Abstract Archives of the RSNA, 2009
Nathalie Brigitte Lassau MD, PhD, Presenter: Speaker, Toshiba Corporation
Speaker, Bracco Group
Speaker, Novartis AG
Speaker, Pfizer Inc
Speaker, F. Hoffmann-La Roche Ltd
Mohamed Chebil MD, Abstract Co-Author: Nothing to Disclose
Serge Koscielny, Abstract Co-Author: Nothing to Disclose
Linda Chami MD, Abstract Co-Author: Nothing to Disclose
Riad Bendjilali MD, Abstract Co-Author: Nothing to Disclose
Alain Joel Roche MD, Abstract Co-Author: Nothing to Disclose
To determine the best quantitative parameters of DCE-US at D3, D7, D14 for predicting the response at 2 months to bevacizumab in patients with HCC
Forty eight patients with HCC, treated with bevacizumab every 2 weeks were prospectively followed by DCE-US. DCE-US was performed before treatment and at day 3, 7, 14, 2 months and every 2 cycles. Contrast uptake was acquired using VRI®perfusion software after SonoVue®(Bracco) bolus injection. Time-intensity curves (TIC) were determined using linear raw-data from CHI-Q®(Toshiba) software. Seven parameters were extracted from the modelized TICs(Patent PCT/IB2006/003742): peak intensity (PI), areas under the curve (AUC), under the wash-in (AUWI), under the wash-out (AUWO), (corresponding all to the blood volume), time to peak intensity (TPI), slope of the wash-in (SWI) (both corresponding to the blood flow), mean transit time. CT-scan were performed before treatment and every 2 months. Patients were separate in good and bad responders according to the clinical benefit after 2 months according the RECIST criteria (good responders = PR+SD). The variation of each functional parameter of DCE-US was calculated between D0 and D3, 7, D14.

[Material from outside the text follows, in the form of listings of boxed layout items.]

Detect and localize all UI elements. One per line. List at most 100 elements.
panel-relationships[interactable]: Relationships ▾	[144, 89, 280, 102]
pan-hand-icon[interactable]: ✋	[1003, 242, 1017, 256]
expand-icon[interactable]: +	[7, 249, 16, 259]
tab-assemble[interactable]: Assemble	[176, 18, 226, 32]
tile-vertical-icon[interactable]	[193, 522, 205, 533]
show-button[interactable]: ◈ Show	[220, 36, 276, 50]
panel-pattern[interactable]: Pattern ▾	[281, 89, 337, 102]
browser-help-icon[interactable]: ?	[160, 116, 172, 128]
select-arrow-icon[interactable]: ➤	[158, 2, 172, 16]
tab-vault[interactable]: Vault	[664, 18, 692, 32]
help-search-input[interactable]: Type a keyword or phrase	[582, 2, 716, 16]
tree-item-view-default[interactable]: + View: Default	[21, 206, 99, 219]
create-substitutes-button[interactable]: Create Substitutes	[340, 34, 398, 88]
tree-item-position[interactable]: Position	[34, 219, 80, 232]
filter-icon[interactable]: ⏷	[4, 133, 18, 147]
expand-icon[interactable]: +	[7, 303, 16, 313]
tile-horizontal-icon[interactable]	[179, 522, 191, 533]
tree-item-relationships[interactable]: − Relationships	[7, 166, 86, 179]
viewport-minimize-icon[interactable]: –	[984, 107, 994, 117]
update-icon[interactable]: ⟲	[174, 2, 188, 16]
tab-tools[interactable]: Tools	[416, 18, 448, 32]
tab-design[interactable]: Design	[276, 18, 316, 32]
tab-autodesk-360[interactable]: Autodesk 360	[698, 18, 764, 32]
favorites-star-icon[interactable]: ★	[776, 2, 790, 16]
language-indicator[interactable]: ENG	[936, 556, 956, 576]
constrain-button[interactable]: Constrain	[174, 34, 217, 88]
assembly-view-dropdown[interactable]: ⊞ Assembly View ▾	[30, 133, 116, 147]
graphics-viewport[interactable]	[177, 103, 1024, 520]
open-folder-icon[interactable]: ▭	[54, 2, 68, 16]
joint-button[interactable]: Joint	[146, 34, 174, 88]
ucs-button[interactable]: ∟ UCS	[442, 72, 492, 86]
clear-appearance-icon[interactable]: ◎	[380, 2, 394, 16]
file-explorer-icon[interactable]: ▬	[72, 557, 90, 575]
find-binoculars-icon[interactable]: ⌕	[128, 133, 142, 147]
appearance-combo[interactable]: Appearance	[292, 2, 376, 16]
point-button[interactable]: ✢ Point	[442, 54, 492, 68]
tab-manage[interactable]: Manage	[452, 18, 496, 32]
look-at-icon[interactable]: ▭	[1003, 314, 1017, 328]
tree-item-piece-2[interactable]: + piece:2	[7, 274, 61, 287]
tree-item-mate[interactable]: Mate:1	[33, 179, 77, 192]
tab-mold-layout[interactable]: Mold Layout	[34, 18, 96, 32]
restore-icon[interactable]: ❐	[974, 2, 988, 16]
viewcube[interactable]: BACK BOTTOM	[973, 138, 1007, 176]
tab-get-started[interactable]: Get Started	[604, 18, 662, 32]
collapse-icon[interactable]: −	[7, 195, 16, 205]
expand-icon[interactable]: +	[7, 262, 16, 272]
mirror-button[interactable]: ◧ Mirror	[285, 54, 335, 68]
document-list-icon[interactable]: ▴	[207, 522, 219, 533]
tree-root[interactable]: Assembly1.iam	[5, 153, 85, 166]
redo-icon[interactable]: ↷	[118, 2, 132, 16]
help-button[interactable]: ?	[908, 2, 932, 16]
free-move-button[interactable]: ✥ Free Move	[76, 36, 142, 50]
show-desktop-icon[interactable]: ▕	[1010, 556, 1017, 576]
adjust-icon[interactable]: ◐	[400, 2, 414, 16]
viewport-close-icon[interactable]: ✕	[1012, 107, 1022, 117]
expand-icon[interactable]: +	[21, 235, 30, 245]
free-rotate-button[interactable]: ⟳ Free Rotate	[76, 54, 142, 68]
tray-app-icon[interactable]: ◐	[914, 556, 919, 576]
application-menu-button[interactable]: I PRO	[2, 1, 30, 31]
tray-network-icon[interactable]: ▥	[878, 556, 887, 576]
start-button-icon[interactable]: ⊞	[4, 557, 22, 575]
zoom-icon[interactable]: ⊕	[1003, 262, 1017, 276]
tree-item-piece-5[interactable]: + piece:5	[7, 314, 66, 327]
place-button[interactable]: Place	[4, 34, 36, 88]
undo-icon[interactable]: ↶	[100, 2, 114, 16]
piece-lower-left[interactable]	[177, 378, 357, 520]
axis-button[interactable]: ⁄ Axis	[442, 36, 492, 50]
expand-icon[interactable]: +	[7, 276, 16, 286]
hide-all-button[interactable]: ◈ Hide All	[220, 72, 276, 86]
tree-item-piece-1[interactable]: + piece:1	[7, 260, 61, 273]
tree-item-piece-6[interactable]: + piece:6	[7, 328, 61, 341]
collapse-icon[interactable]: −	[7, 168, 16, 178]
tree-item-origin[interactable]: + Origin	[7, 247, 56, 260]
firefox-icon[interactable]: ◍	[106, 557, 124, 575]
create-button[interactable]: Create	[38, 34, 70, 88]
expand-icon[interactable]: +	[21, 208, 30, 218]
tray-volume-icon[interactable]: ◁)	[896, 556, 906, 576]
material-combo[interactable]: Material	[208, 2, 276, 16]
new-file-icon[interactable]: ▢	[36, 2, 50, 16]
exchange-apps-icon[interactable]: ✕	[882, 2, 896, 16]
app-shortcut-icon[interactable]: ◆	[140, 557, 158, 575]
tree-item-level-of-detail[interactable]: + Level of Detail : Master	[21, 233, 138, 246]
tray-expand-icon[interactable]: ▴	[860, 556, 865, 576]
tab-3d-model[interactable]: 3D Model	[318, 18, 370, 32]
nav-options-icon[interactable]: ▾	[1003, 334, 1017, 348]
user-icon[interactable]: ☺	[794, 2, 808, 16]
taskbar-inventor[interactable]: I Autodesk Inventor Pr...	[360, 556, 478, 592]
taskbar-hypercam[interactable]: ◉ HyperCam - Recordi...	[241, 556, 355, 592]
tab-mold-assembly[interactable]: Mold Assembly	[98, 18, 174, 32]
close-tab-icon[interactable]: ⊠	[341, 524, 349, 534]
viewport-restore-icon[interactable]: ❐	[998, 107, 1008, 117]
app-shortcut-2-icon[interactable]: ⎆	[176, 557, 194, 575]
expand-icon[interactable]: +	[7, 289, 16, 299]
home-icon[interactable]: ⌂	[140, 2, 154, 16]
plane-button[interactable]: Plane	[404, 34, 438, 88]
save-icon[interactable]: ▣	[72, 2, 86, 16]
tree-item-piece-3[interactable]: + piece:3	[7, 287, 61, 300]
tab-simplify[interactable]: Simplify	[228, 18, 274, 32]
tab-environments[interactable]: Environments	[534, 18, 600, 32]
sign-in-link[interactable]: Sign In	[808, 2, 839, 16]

To date, 42 patients have been followed-up at least 2 months with a maximum of 18 months: 24 were good responders and 18 bad responders. A total of 265 DCE-US were performed. Among 7 parameters: 3 at D3 and D 14 related (AUC, AUWI, AUWO) to the blood volume were significantly correlated to the response (p=0:03; 0.04; 0.02 and p=0.05; 0.04; 0.05 respectively)
Quantitative functional evaluation by DCE-US performed at D 3 and D 14 is able to predict the response at 2 months in patients with HCC treated by bevacizumab. Parameters correlated to the blood volume are more appropriate.
The improvement of the methodology of DCE-US using raw linear data allows to calculate parameters related to blood volume for the early evaluation of anti-angiogenic treatments in HCC.
Lassau, N,
Chebil, M,
Koscielny, S,
Chami, L,
Bendjilali, R,
Roche, A,
Dynamic Contrast-enhanced Ultrasonography (DCE-US) with Quantification for the Early Evaluation of HCC Treated by Bevacizumab: Which Parameters?. Radiological Society of North America 2009 Scientific Assembly and Annual Meeting, November 29 - December 4, 2009 ,Chicago IL.